Para um comentador contemporâneo, M. Budd (crítico de Kant), Kant criou uma arte que apenas se aplica à poesia. Quase todos os exemplos de imagens que Kant fornece são retirados da poesia. Num poema é normal conseguir abstrair o que lemos e ficarmos só com as imagens desse poema. De certo modo, todas as outras formas de arte deveriam reduzir-se à poesia, que possibilita a formação de imagens estéticas. O lado material da arte é assim perfeitamente dispensável.
A relação entre a ideia estética e um conceito indeterminado é replicada na relação entre objecto físico e ideia estética. De certa maneira é a ideia estética que explica o conceito e não o contrário, tal como é o objecto físico que explica a ideia estética e não o contrário. Um exemplo desta relação é a Sabedoria, de Constantin Brancusi, exibida no Art Institute de Chicago, que consiste numa pequena estátua feita a partir de areia colada, e que representa o busto de uma mulher. A estátua está em erosão, a areia vai caindo, o que faz com que todos os dias a estátua fique diferente. Esta estátua é uma boa alusão do que é a sabedoria, nós também vamos perdendo a sabedoria, que é algo que se ganha à medida que se vai perdendo outras faculdades. Este é bom exemplo como um conceito indeterminado (a sabedoria) encontra uma bela ideia estética (um busto de mulher em erosão permanente) mas nós temos de ter acesso directo ao objecto físico para ver de facto a areia que vai caindo aos poucos para termos acesso pleno à ideia estética.      

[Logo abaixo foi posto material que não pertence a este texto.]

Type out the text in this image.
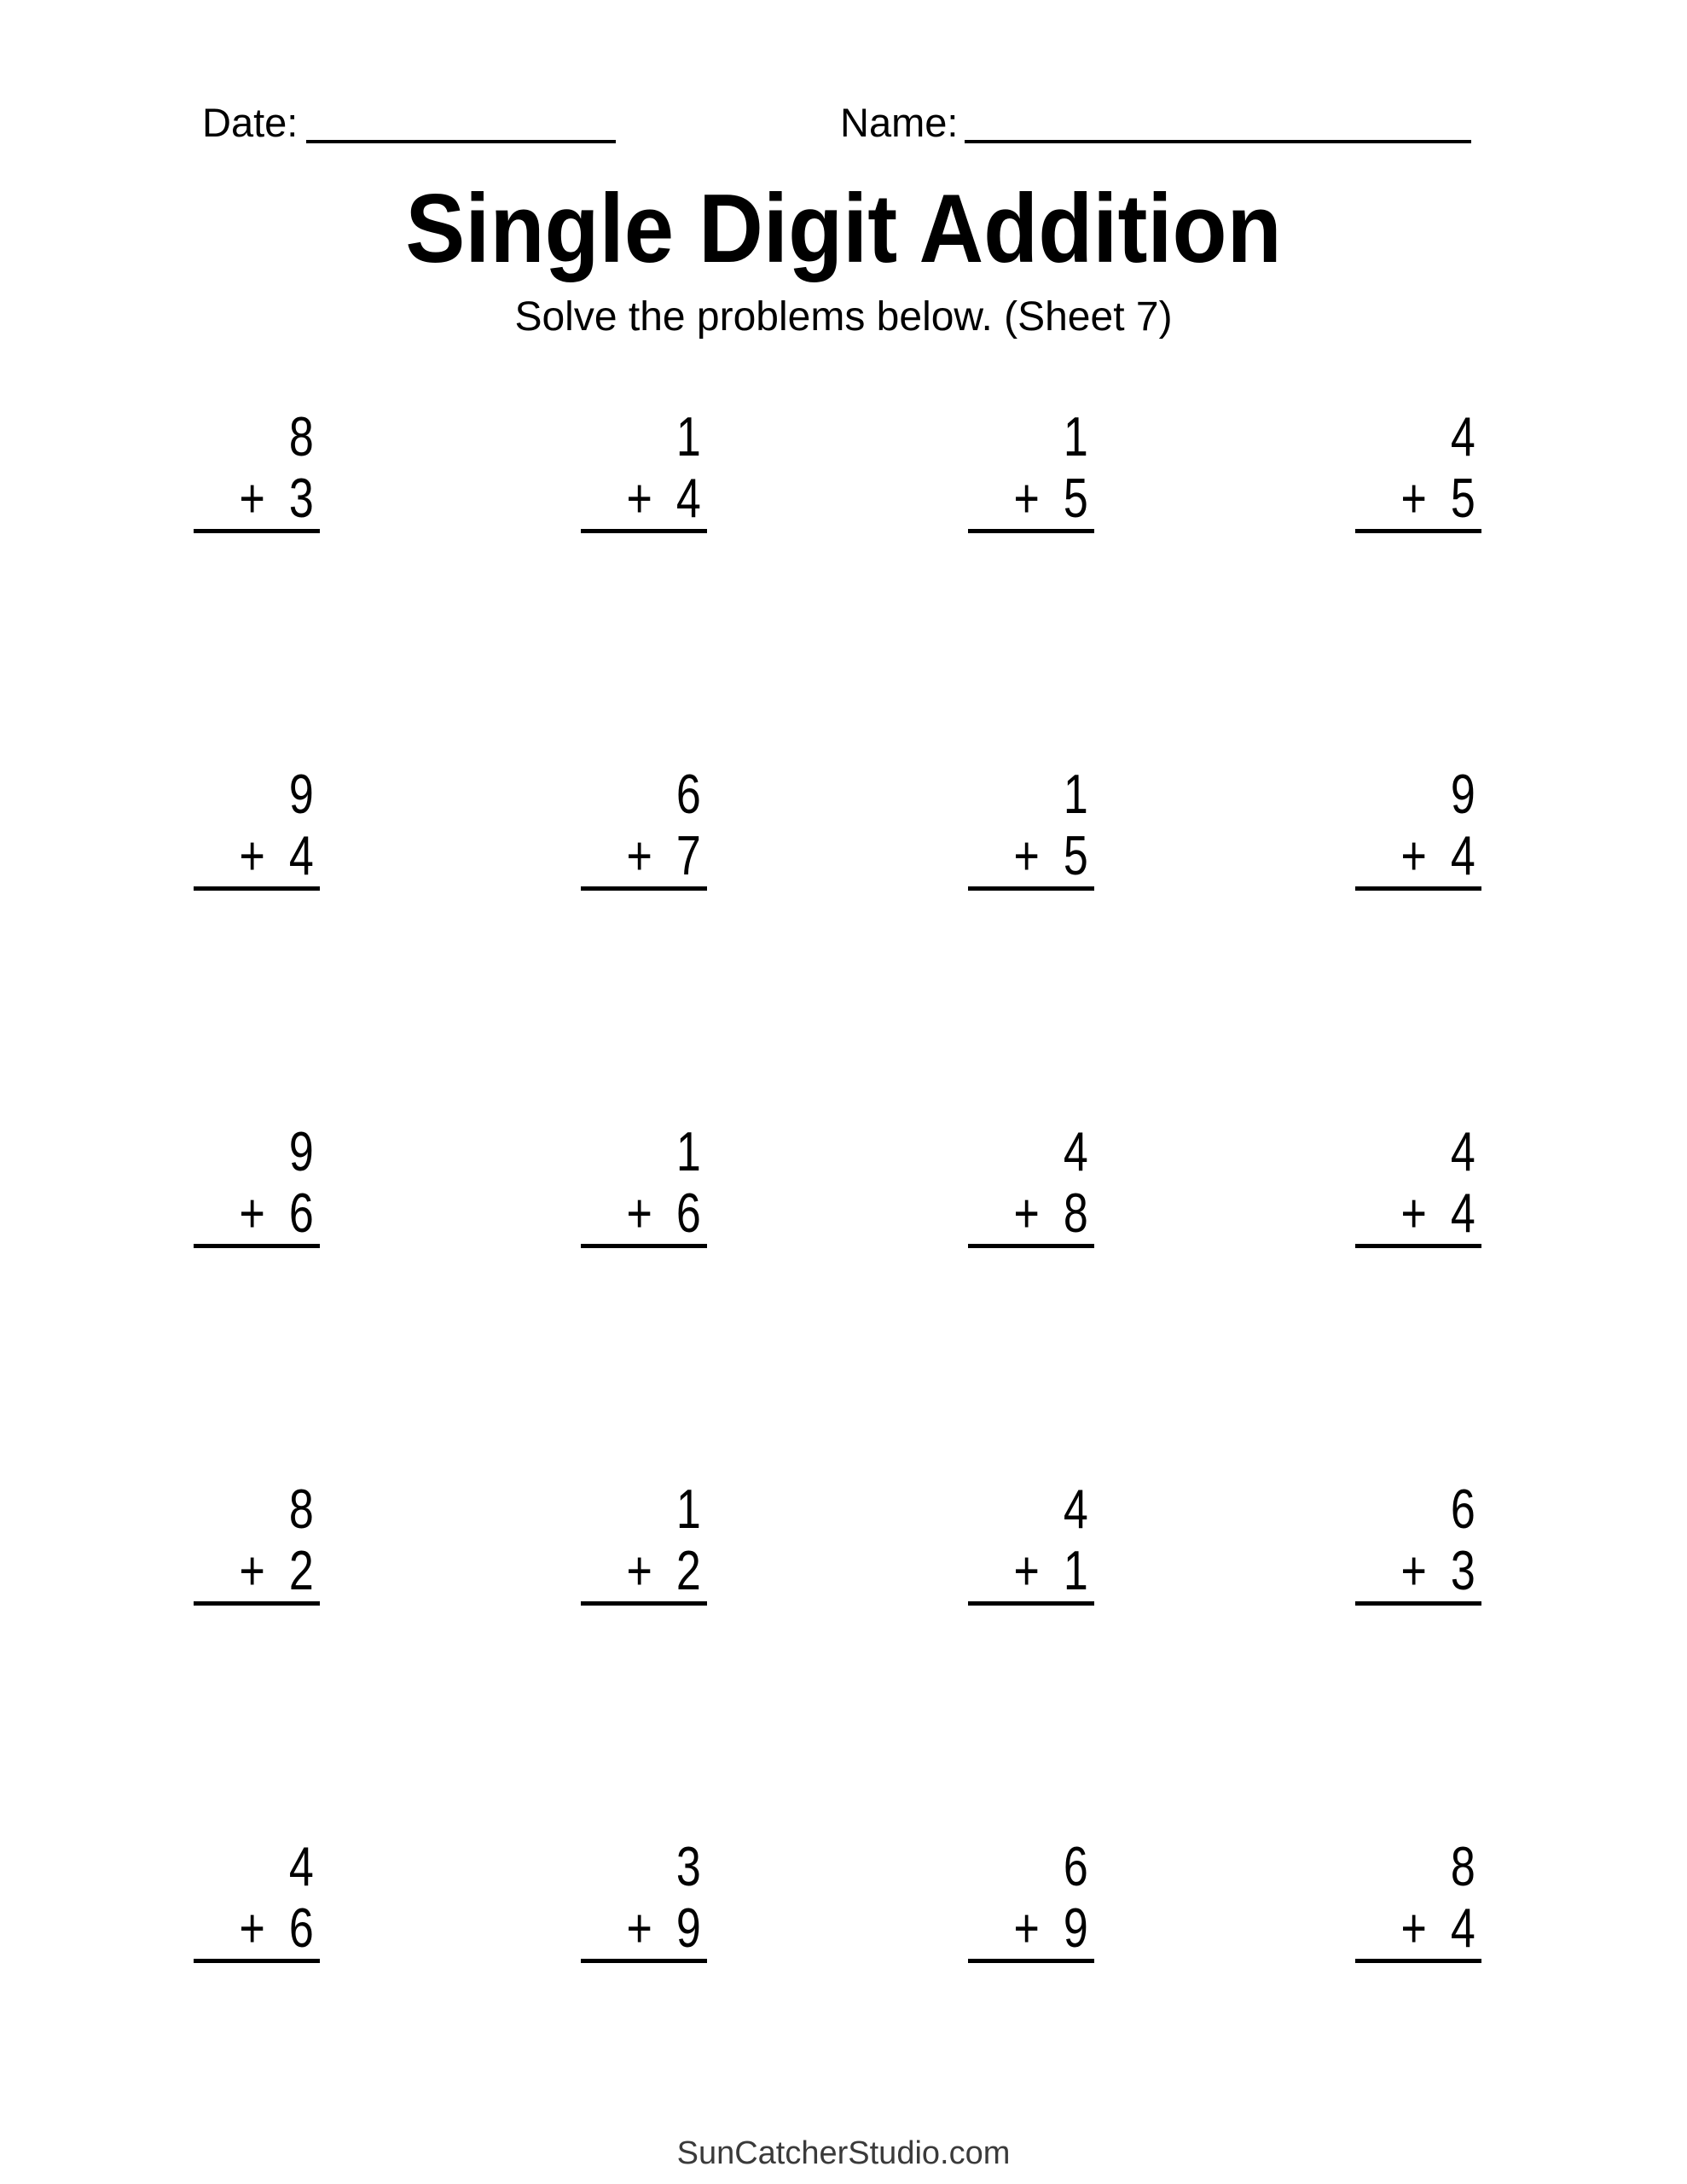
Date:	Name:
Single Digit Addition
Solve the problems below. (Sheet 7)
8
+ 3
1
+ 4
1
+ 5
4
+ 5
9
+ 4
6
+ 7
1
+ 5
9
+ 4
9
+ 6
1
+ 6
4
+ 8
4
+ 4
8
+ 2
1
+ 2
4
+ 1
6
+ 3
4
+ 6
3
+ 9
6
+ 9
8
+ 4
SunCatcherStudio.com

Apesar de não haver uma determinação objectiva que permita resolver as questões sobre matéria de gosto, se mesmo assim formos capazes de chegar a um acordo aceitando todos que diante de uma determinada forma sentimos o jogo livre das faculdades, se todos sentirmos uma vivificação do ânimo perante determinada imagem, então atingimos talvez a melhor forma de identificação entre os seres humanos. Mais do que concordarmos sobre as leis científicas e políticas nós concordamos sobre as matérias de gosto, e se atingirmos esse acordo estamos a caminho de chegar à noção de ”comunidade humana”, ou seja, à compreensão do que é a humanidade. É por isto que Kant dá grande importância à ideia de uma comunidade de gosto (Sensus Comunis), isto no fundo levar-nos-ia à conclusão de que somos todos constituídos cognitivamente da mesma maneira.